Ingredients:
- 3-4 pounds beef roast (such as chuck, round, or sirloin)
- Salt and pepper to taste
- 2 tablespoons olive oil
- 1 onion, sliced
- 4 cloves garlic, minced
- 1 cup beef broth
- 1/2 cup red wine (optional)
- 2 sprigs of fresh thyme (or 1 teaspoon dried thyme)
- 2 sprigs of fresh rosemary (or 1 teaspoon dried rosemary)
- 2 bay leaves
- 2 tablespoons flour (optional, for gravy)
Instructions:
- 1. Preheat your oven to 325°F (160°C).
- 2. Season the beef roast generously with salt and pepper on all sides.
- 3. Heat olive oil in a large oven-safe Dutch oven or roasting pan over medium-high heat.
- 4. Sear the beef roast on all sides until browned, about 4-5 minutes per side. Remove the roast from the pan and set it aside.
- 5. In the same pan, add sliced onions and minced garlic. Cook until softened, about 3-4 minutes.
- 6. Deglaze the pan with beef broth and red wine, scraping up any browned bits from the bottom.
- 7. Return the beef roast to the pan. Add thyme, rosemary, and bay leaves.
- 8. Cover the pan with a lid or aluminum foil and transfer it to the preheated oven.
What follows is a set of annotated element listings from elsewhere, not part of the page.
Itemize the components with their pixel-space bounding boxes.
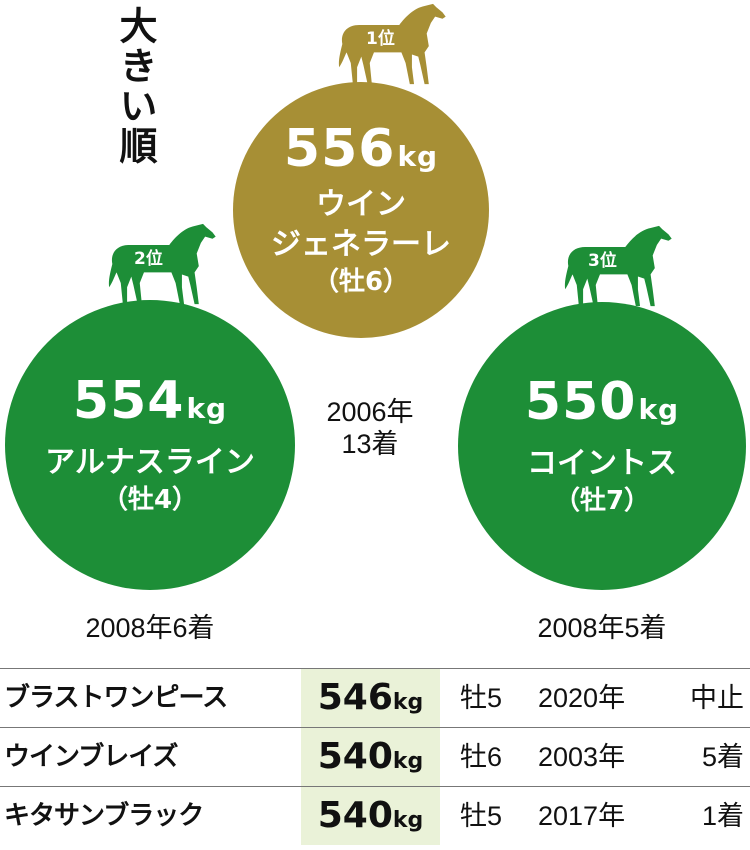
page-title: 大きい順	[113, 6, 157, 166]
weight-rank-3: 550kg	[524, 372, 680, 432]
rank-label-1: 1位	[366, 29, 395, 49]
weight-rank-1: 556kg	[283, 119, 439, 179]
result-rank-2: 2008年6着	[85, 613, 215, 643]
horse-name-rank-2: アルナスライン	[45, 445, 255, 480]
table-year: 2020年	[538, 683, 626, 713]
table-weight: 540kg	[301, 787, 440, 845]
result-rank-3: 2008年5着	[537, 613, 667, 643]
horse-name-rank-1a: ウイン	[316, 187, 406, 222]
rank-circle-1: 556kg ウイン ジェネラーレ （牡6）	[233, 82, 489, 338]
table-result: 中止	[690, 683, 744, 713]
horse-silhouette-rank-3	[562, 222, 678, 310]
sex-age-rank-2: （牡4）	[101, 485, 199, 515]
table-sex-age: 牡5	[460, 683, 503, 713]
rank-label-2: 2位	[134, 249, 163, 269]
table-sex-age: 牡5	[460, 801, 503, 831]
horse-name-rank-3: コイントス	[527, 446, 677, 481]
ranking-table: ブラストワンピース 546kg 牡5 2020年 中止 ウインブレイズ 540k…	[0, 668, 750, 845]
table-horse-name: キタサンブラック	[4, 801, 204, 831]
horse-silhouette-rank-2	[106, 220, 222, 308]
table-sex-age: 牡6	[460, 742, 503, 772]
table-horse-name: ウインブレイズ	[4, 742, 178, 772]
table-year: 2017年	[538, 801, 626, 831]
table-year: 2003年	[538, 742, 626, 772]
weight-rank-2: 554kg	[72, 371, 228, 431]
rank-label-3: 3位	[588, 251, 617, 271]
table-row: ブラストワンピース 546kg 牡5 2020年 中止	[0, 668, 750, 727]
table-row: ウインブレイズ 540kg 牡6 2003年 5着	[0, 727, 750, 786]
sex-age-rank-3: （牡7）	[553, 486, 651, 516]
table-horse-name: ブラストワンピース	[4, 683, 228, 713]
rank-circle-2: 554kg アルナスライン （牡4）	[5, 300, 295, 590]
result-rank-1: 2006年 13着	[326, 397, 414, 459]
horse-name-rank-1b: ジェネラーレ	[271, 227, 451, 262]
table-result: 5着	[701, 742, 744, 772]
sex-age-rank-1: （牡6）	[312, 267, 410, 297]
table-row: キタサンブラック 540kg 牡5 2017年 1着	[0, 786, 750, 845]
table-weight: 546kg	[301, 669, 440, 727]
table-result: 1着	[701, 801, 744, 831]
rank-circle-3: 550kg コイントス （牡7）	[458, 302, 746, 590]
table-weight: 540kg	[301, 728, 440, 786]
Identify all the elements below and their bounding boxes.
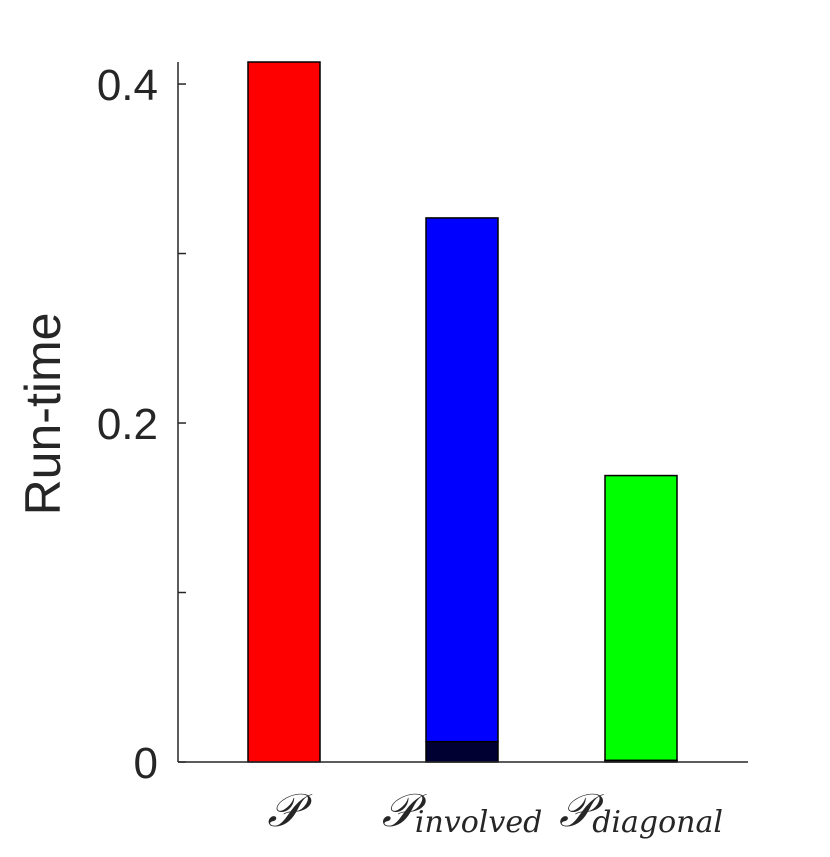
y-tick-label: 0.2 [97, 400, 158, 449]
x-tick-label-subscript: involved [415, 805, 542, 840]
bar-2-segment-2 [425, 217, 499, 743]
bars-layer [247, 61, 678, 763]
x-tick-label: 𝒫 [267, 783, 312, 837]
axes-layer [177, 62, 748, 763]
x-tick-label-subscript: diagonal [592, 805, 723, 840]
y-tick-label: 0 [134, 739, 158, 788]
x-tick-label-main: 𝒫 [267, 783, 312, 837]
y-tick-label: 0.4 [97, 61, 158, 110]
x-tick-label: 𝒫involved [382, 783, 543, 840]
bar-1-segment-2 [247, 61, 321, 763]
bar-2-segment-1 [425, 740, 499, 763]
y-axis-label: Run-time [15, 313, 71, 516]
x-tick-label: 𝒫diagonal [559, 783, 723, 840]
bar-3-segment-2 [604, 474, 678, 762]
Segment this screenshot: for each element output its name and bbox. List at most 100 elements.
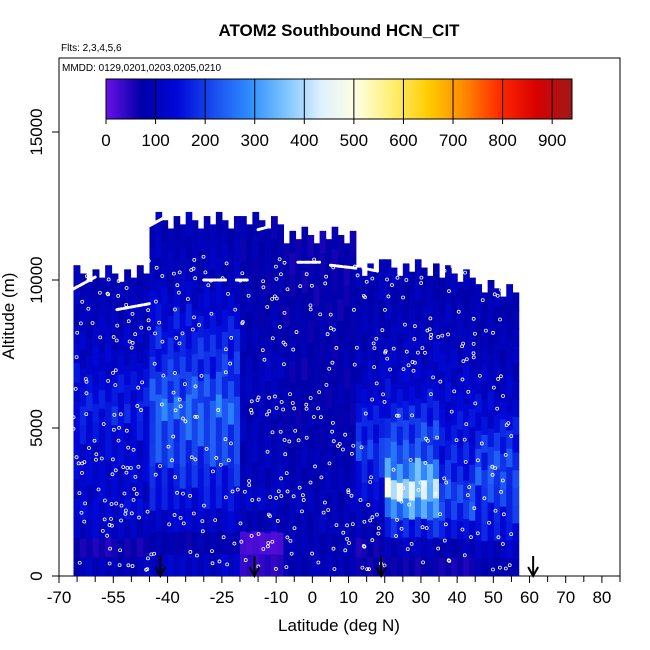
- heatmap-cell: [98, 314, 106, 335]
- heatmap-cell: [337, 554, 345, 576]
- heatmap-cell: [390, 537, 398, 558]
- heatmap-cell: [463, 346, 470, 366]
- heatmap-cell: [209, 356, 217, 379]
- heatmap-cell: [173, 396, 181, 420]
- sample-point: [153, 331, 157, 336]
- heatmap-cell: [451, 424, 458, 445]
- heatmap-cell: [343, 472, 351, 494]
- heatmap-cell: [124, 269, 132, 290]
- sample-point: [401, 295, 405, 300]
- heatmap-cell: [270, 261, 278, 285]
- heatmap-cell: [73, 478, 81, 499]
- heatmap-cell: [203, 328, 211, 352]
- heatmap-cell: [86, 447, 94, 467]
- sample-point: [107, 561, 112, 566]
- heatmap-cell: [384, 516, 392, 538]
- heatmap-cell: [149, 356, 157, 379]
- heatmap-cell: [295, 407, 303, 430]
- heatmap-cell: [355, 267, 363, 288]
- heatmap-cell: [355, 498, 363, 519]
- sample-point: [447, 559, 452, 563]
- heatmap-cell: [124, 461, 132, 481]
- heatmap-cell: [426, 519, 434, 540]
- heatmap-cell: [203, 396, 211, 420]
- heatmap-cell: [402, 439, 410, 460]
- heatmap-cell: [396, 538, 404, 558]
- heatmap-cell: [313, 347, 321, 369]
- heatmap-cell: [92, 422, 100, 443]
- heatmap-cell: [209, 488, 217, 511]
- sample-point: [188, 550, 193, 554]
- sample-point: [331, 265, 336, 270]
- heatmap-cell: [475, 357, 483, 376]
- heatmap-cell: [469, 426, 476, 447]
- sample-point: [193, 414, 198, 419]
- heatmap-cell: [457, 520, 464, 540]
- heatmap-cell: [258, 531, 266, 555]
- sample-point: [380, 328, 385, 333]
- sample-point: [399, 499, 404, 504]
- heatmap-cell: [143, 424, 151, 445]
- sample-point: [370, 276, 375, 281]
- heatmap-cell: [289, 511, 297, 534]
- heatmap-cell: [246, 356, 253, 379]
- heatmap-cell: [475, 284, 483, 303]
- heatmap-cell: [185, 462, 193, 486]
- heatmap-cell: [384, 378, 392, 399]
- heatmap-cell: [270, 418, 278, 442]
- heatmap-cell: [111, 292, 119, 312]
- heatmap-cell: [408, 385, 416, 406]
- heatmap-cell: [307, 256, 315, 279]
- sample-point: [443, 522, 448, 527]
- heatmap-cell: [367, 517, 374, 538]
- sample-point: [390, 283, 394, 287]
- sample-point: [84, 391, 89, 396]
- heatmap-cell: [512, 469, 520, 488]
- heatmap-cell: [373, 366, 380, 387]
- heatmap-cell: [289, 274, 297, 297]
- heatmap-cell: [493, 432, 501, 451]
- heatmap-cell: [493, 360, 501, 379]
- heatmap-cell: [384, 397, 392, 419]
- heatmap-cell: [73, 459, 81, 480]
- heatmap-cell: [167, 510, 175, 534]
- heatmap-cell: [98, 538, 106, 558]
- sample-point: [128, 466, 133, 470]
- heatmap-cell: [191, 286, 199, 310]
- x-tick-label: 40: [448, 588, 467, 607]
- y-tick-label: 0: [27, 571, 46, 580]
- heatmap-cell: [283, 430, 291, 452]
- sample-point: [350, 522, 355, 527]
- sample-point: [428, 336, 433, 340]
- heatmap-cell: [469, 389, 476, 409]
- heatmap-cell: [343, 534, 351, 556]
- heatmap-cell: [143, 386, 151, 407]
- sample-point: [247, 483, 252, 487]
- heatmap-cell: [319, 381, 327, 405]
- sample-point: [279, 272, 283, 277]
- heatmap-cell: [307, 512, 315, 534]
- heatmap-cell: [295, 281, 303, 303]
- heatmap-cell: [185, 280, 193, 304]
- heatmap-cell: [203, 441, 211, 465]
- heatmap-cell: [227, 467, 235, 490]
- heatmap-cell: [161, 264, 169, 288]
- x-tick-label: -70: [47, 588, 72, 607]
- heatmap-cell: [179, 488, 187, 511]
- heatmap-cell: [337, 362, 345, 385]
- colorbar-tick-label: 400: [290, 131, 318, 150]
- heatmap-cell: [124, 326, 132, 347]
- heatmap-cell: [191, 264, 199, 288]
- heatmap-cell: [373, 442, 380, 463]
- heatmap-cell: [337, 448, 345, 471]
- heatmap-cell: [173, 508, 181, 532]
- heatmap-cell: [277, 334, 284, 357]
- heatmap-cell: [500, 314, 507, 333]
- heatmap-cell: [506, 393, 514, 413]
- sample-point: [146, 258, 151, 263]
- heatmap-cell: [73, 362, 81, 383]
- heatmap-cell: [161, 553, 169, 576]
- sample-point: [395, 275, 400, 280]
- heatmap-cell: [252, 530, 260, 554]
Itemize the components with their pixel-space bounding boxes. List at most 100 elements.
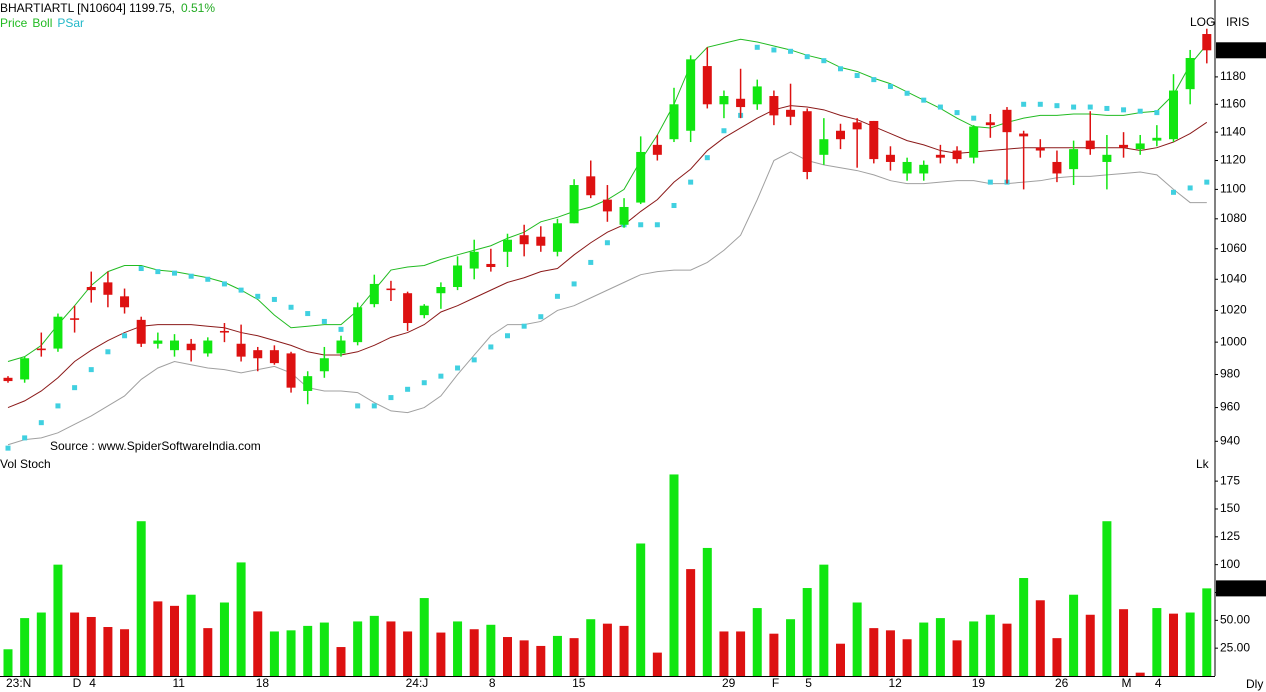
psar-dot xyxy=(72,385,78,391)
volume-bar xyxy=(469,629,479,676)
volume-bar xyxy=(935,618,945,676)
psar-dot xyxy=(1104,105,1110,111)
candle-body xyxy=(1102,154,1112,162)
candle-body xyxy=(702,66,712,105)
psar-dot xyxy=(904,90,910,96)
y-tick-label: 100 xyxy=(1220,557,1240,571)
candle-body xyxy=(353,307,363,343)
candle-body xyxy=(636,151,646,203)
volume-bar xyxy=(519,640,529,676)
ticker: BHARTIARTL [N10604] 1199.75, xyxy=(0,1,175,15)
legend: Price Boll PSar xyxy=(0,16,84,30)
x-tick-label: 5 xyxy=(805,676,812,690)
y-tick-label: 1160 xyxy=(1220,96,1246,110)
psar-dot xyxy=(1121,107,1127,113)
candle-body xyxy=(336,340,346,354)
candle-body xyxy=(269,350,279,364)
psar-dot xyxy=(638,222,644,228)
y-tick-label: 1140 xyxy=(1220,124,1246,138)
psar-dot xyxy=(1154,110,1160,116)
volume-bar xyxy=(20,618,30,676)
candle-body xyxy=(819,139,829,155)
volume-bar xyxy=(769,633,779,676)
psar-dot xyxy=(405,386,411,392)
volume-bar xyxy=(269,631,279,676)
candle-body xyxy=(786,109,796,117)
volume-bar xyxy=(802,588,812,676)
psar-dot xyxy=(838,66,843,72)
candle-body xyxy=(386,288,396,291)
volume-bar xyxy=(852,602,862,676)
volume-unit: Lk xyxy=(1196,457,1210,471)
psar-dot xyxy=(704,155,710,161)
candle-body xyxy=(303,376,313,391)
psar-dot xyxy=(721,128,727,134)
y-tick-label: 25.00 xyxy=(1220,640,1250,654)
x-tick-label: 24:J xyxy=(406,676,429,690)
volume-bar xyxy=(952,640,962,676)
psar-dot xyxy=(971,115,977,121)
volume-bar xyxy=(586,619,596,676)
volume-bar xyxy=(702,547,712,676)
volume-bar xyxy=(686,569,696,676)
psar-dot xyxy=(654,222,660,228)
x-tick-label: 29 xyxy=(722,676,736,690)
volume-bar xyxy=(120,629,130,676)
y-tick-label: 1000 xyxy=(1220,334,1247,348)
psar-dot xyxy=(788,48,794,54)
candle-body xyxy=(1085,140,1095,150)
psar-dot xyxy=(854,73,860,79)
volume-bar xyxy=(70,612,80,676)
volume-bar xyxy=(236,562,246,676)
candle-body xyxy=(1152,137,1162,141)
psar-dot xyxy=(88,367,94,373)
volume-bar xyxy=(419,598,429,676)
candle-body xyxy=(802,111,812,173)
legend-entry: PSar xyxy=(57,16,84,30)
x-tick-label: 18 xyxy=(256,676,270,690)
y-tick-label: 980 xyxy=(1220,367,1240,381)
psar-dot xyxy=(1037,101,1043,107)
psar-dot xyxy=(388,395,394,401)
psar-dot xyxy=(954,110,960,116)
candle-body xyxy=(902,161,912,174)
volume-bar xyxy=(836,643,845,676)
candle-body xyxy=(752,86,762,105)
candle-body xyxy=(669,104,679,140)
volume-bar xyxy=(602,623,612,676)
scale-label: LOG xyxy=(1190,15,1215,29)
x-tick-label: 19 xyxy=(972,676,986,690)
candle-body xyxy=(369,283,379,305)
candle-body xyxy=(1119,144,1129,148)
x-tick-label: 23:N xyxy=(6,676,31,690)
candle-body xyxy=(403,293,413,324)
candle-body xyxy=(103,282,113,295)
volume-bar xyxy=(319,622,329,676)
volume-bar xyxy=(253,611,263,676)
volume-bar xyxy=(203,628,213,676)
candle-body xyxy=(885,154,895,162)
candle-body xyxy=(219,330,229,333)
psar-dot xyxy=(821,58,827,64)
candle-body xyxy=(203,340,213,354)
header-line: BHARTIARTL [N10604] 1199.75, 0.51% xyxy=(0,1,215,15)
psar-dot xyxy=(305,311,311,317)
last-volume: 78.69 xyxy=(1219,581,1249,595)
candle-body xyxy=(919,164,929,174)
psar-dot xyxy=(538,314,544,320)
psar-dot xyxy=(1137,108,1143,114)
candle-body xyxy=(1069,149,1079,170)
psar-dot xyxy=(238,287,244,293)
candle-body xyxy=(36,348,46,351)
volume-bar xyxy=(669,474,679,676)
period: Dly xyxy=(1246,677,1263,691)
y-tick-label: 1020 xyxy=(1220,303,1247,317)
x-tick-label: 8 xyxy=(489,676,496,690)
candle-body xyxy=(869,120,879,160)
candle-body xyxy=(719,96,729,105)
psar-dot xyxy=(255,293,261,299)
volume-bar xyxy=(1035,600,1045,676)
y-tick-label: 1180 xyxy=(1220,69,1246,83)
y-tick-label: 175 xyxy=(1220,473,1240,487)
volume-bar xyxy=(336,647,346,676)
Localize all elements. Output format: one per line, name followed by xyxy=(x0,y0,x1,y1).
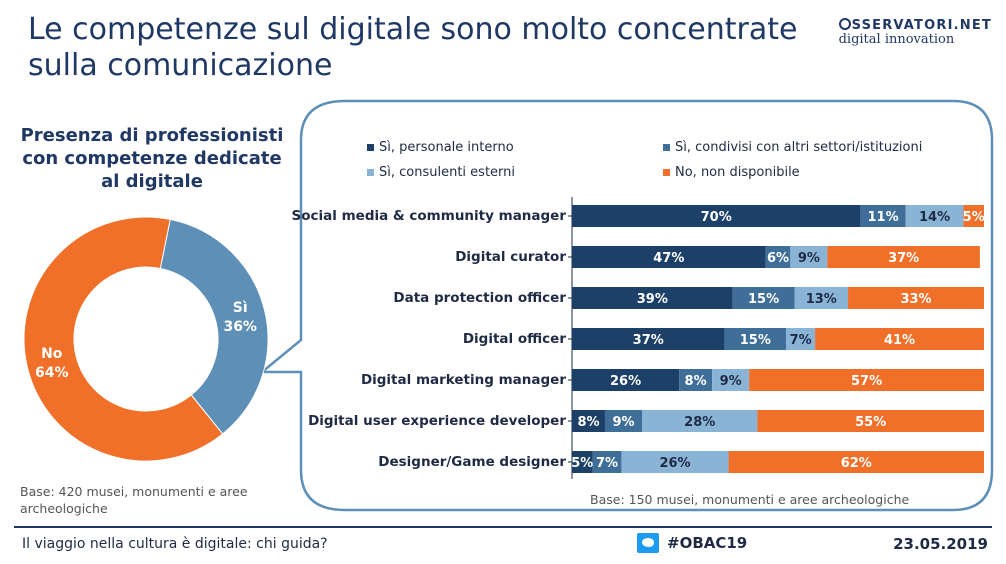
bar-value-label: 57% xyxy=(851,374,882,389)
bar-value-label: 55% xyxy=(855,415,886,430)
bar-value-label: 37% xyxy=(888,251,919,266)
bar-segment xyxy=(963,205,984,227)
category-label: Social media & community manager xyxy=(291,208,566,224)
legend-item: Sì, condivisi con altri settori/istituzi… xyxy=(663,140,922,155)
page-title: Le competenze sul digitale sono molto co… xyxy=(28,12,798,83)
bar-segment xyxy=(724,328,787,350)
bar-value-label: 11% xyxy=(867,210,898,225)
bar-value-label: 39% xyxy=(637,292,668,307)
bar-segment xyxy=(572,287,733,309)
bar-value-label: 26% xyxy=(659,456,690,471)
bar-value-label: 5% xyxy=(571,456,593,471)
donut-slice-label: No xyxy=(41,346,63,362)
legend-item: Sì, personale interno xyxy=(367,140,514,155)
logo-o-icon xyxy=(838,18,851,30)
bar-value-label: 15% xyxy=(740,333,771,348)
category-label: Digital officer xyxy=(462,331,566,347)
bar-value-label: 47% xyxy=(653,251,684,266)
bar-segment xyxy=(621,451,729,473)
bar-value-label: 33% xyxy=(900,292,931,307)
bar-segment xyxy=(572,246,766,268)
legend-item: No, non disponibile xyxy=(663,165,800,180)
footer-caption: Il viaggio nella cultura è digitale: chi… xyxy=(22,536,328,552)
bar-segment xyxy=(572,410,605,432)
bar-segment xyxy=(732,287,795,309)
donut-slice-no xyxy=(23,216,224,462)
bar-segment xyxy=(679,369,713,391)
legend-item: Sì, consulenti esterni xyxy=(367,165,515,180)
donut-slice-value: 36% xyxy=(223,319,257,335)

- 9. Roast the beef for about 3-4 hours, or until it's fork-tender and easily pulls apart.
- 10. Once the beef is cooked, remove it from the oven and transfer it to a cutting board. Let it rest for 10-15 minutes before slicing.
- 11. Optional: To make gravy, strain the pan juices into a saucepan, discarding the solids. Whisk in flour and cook over medium heat until thickened, about 5 minutes.
- 12. Slice the beef roast against the grain and serve with gravy on the side.